Por Lorena Loeza
La idea de llevar a la pantalla grande la novela “Las mujeres del alba” de Carlos Montemayor, de entrada, parece una empresa arriesgada. La obra en cuestión se trata de un relato coral en el que se recuperan las voces y las historias de las mujeres (madres, esposas, hijas) de los hombres que protagonizaron el asalto al cuartel ubicado en Madera, Chihuahua en el año de 1963.
Eran los años de la llamada “Guerra sucia”, cuando ser crítico del sistema o defender derechos era motivo de tortura, desaparición forzada o muerte. Los miembros del llamado “Grupo Popular Guerrillero” que protagoniza el relato del libro de Montemayor, son un buen ejemplo de estas violentas prácticas.
Una cosa que llama la atención acerca de esta historia es que está contada desde los testimonios de las mujeres que, dada su condición, aportaron a la resistencia desde diferentes trincheras, y quienes finalmente fueron las que construyeron nuevas formas de rebeldía a partir de sus dolorosas pérdidas. Lo anterior resulta más que relevante, porque para América Latina la figura del héroe guerrillero es un estereotipo romantizado, al que se le atribuyen toda suerte de heroicas estrategias y decisiones.
Este aspecto de la novela – la feminización de la guerrilla- adquiere un significado trascendental en la adaptación cinematográfica que dirige Jimena Montemayor, hija del autor de la obra original. La película “Mujeres del alba” se centra en destacar la participación de las mujeres en estos movimientos, ya que, si bien muchas de ellas ni siquiera tocaron las armas, es un hecho que lucharon junto a los hombres pensando en cambiar la realidad de una manera diferente.
La cinta, al igual que la novela, destaca la valentía y el compromiso de las mujeres en la lucha social y política, y cómo su resistencia y resiliencia fueron fundamentales en la historia del México contemporáneo.
Las mujeres que protagonizan esta cinta son de distintas edades y se enfrentan a la tragedia de diferentes formas, siendo estas aproximaciones las que le dan color y textura al drama desde una mirada intimista. Hay actuaciones sutiles pero contundentes para ilustrar cómo estas mujeres, algunas sin haberlo decidido por ellas mismas, se ven inmersas en conflictos que las rebasan y donde se juega la vida y la muerte, para ellas y para sus familias.
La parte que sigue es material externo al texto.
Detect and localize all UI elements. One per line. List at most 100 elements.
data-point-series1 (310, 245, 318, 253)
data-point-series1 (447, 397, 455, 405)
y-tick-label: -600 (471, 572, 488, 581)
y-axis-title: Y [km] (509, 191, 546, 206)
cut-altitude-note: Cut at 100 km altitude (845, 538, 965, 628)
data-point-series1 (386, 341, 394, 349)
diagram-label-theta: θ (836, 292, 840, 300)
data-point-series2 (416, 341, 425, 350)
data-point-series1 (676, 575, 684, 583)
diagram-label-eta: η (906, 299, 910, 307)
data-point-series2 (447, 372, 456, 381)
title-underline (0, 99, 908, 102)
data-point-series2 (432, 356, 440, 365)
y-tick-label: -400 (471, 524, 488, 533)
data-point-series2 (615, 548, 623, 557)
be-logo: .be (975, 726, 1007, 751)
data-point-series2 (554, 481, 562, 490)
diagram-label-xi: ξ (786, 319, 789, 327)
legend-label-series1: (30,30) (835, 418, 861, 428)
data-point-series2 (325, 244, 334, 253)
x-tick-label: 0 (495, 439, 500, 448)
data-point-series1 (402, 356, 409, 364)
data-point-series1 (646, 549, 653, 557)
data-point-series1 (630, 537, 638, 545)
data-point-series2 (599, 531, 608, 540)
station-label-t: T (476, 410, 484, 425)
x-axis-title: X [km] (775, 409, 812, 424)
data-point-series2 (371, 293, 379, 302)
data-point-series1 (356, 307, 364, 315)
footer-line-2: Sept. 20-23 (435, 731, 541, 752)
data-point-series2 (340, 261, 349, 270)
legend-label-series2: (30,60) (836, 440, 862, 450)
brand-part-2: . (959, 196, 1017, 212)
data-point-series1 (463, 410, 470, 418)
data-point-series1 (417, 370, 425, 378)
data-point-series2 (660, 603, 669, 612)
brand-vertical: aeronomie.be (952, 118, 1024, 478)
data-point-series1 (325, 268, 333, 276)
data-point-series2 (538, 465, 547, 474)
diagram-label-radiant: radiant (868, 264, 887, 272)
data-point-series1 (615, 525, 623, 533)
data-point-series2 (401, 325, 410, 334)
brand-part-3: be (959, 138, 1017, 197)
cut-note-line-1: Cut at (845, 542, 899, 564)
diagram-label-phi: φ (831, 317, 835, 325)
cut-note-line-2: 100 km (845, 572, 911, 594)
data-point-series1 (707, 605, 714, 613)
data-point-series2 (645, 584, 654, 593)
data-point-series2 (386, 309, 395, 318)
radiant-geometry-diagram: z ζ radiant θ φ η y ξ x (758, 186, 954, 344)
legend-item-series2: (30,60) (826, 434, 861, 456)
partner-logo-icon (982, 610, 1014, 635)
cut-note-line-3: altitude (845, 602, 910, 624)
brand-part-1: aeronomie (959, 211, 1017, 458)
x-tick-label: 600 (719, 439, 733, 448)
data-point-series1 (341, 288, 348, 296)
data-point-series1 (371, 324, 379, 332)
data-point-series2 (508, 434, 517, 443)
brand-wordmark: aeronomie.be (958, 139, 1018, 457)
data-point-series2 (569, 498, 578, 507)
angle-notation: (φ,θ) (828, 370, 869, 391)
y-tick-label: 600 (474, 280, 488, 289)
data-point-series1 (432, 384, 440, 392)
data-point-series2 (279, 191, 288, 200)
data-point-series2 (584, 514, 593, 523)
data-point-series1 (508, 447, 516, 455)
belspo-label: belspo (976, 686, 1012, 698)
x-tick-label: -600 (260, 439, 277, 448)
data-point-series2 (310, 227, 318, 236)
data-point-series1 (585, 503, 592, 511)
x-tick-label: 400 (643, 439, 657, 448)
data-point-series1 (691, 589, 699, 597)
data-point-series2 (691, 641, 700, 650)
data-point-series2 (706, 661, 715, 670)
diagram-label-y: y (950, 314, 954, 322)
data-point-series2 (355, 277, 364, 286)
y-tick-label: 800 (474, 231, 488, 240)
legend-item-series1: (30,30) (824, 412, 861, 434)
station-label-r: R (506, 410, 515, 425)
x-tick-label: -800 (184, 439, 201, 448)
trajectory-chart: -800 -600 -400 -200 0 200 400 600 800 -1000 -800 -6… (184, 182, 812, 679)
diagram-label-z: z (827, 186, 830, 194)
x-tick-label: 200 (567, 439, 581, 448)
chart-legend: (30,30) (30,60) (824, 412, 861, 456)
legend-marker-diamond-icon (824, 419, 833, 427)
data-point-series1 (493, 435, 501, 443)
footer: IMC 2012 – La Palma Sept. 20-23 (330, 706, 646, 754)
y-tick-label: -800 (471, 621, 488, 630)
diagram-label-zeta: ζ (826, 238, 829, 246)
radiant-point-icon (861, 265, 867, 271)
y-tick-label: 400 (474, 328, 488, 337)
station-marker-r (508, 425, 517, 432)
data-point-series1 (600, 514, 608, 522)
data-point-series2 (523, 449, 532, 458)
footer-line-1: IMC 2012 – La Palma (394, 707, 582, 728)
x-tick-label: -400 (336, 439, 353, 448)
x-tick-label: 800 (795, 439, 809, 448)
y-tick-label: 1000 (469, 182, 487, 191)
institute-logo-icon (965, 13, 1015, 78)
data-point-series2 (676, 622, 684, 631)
Otro acierto de la dirección es poder trabajar con un elenco tan variado y diverso para obtener este asombroso resultado.
En medio de un ambiente rural, donde es casi imposible guardar secretos, Jimena Montemayor induce a las y los espectadores a mirar hacia dentro de las carencias, de la sed de justicia y de las desigualdades que justifican la toma de las armas, pero también del repudio por la necesidad de tomar este camino, como única opción para un mejor destino.
Una producción cuidada en la ambientación y el ambiente de la época permite transitar de la narración literaria al relato visual, donde las miradas, los gestos y los sonidos también contribuyen a contar la historia. Además, se juega con destacados elementos mágicos, que acompañan un relato, cargado de simbolismo, justo en medio de la frontera entre la vida, la muerte, el amor o la felicidad.
Al final, “Mujeres del alba” nos recuerda una verdad importante: En cada rincón del mundo, hay mujeres que se levantan al alba enfrentando desafíos con una fuerza y determinación inquebrantables. Sus manos cultivan la tierra, crían a sus hijos y mantienen vivas las tradiciones que nutren la identidad de sus comunidades. Son guardianas del conocimiento ancestral, transmisoras de historias, y pilares de esperanza. Su resistencia no solo sostiene la vida, sino que también inspira a futuras generaciones a seguir luchando por un mundo más justo y equitativo.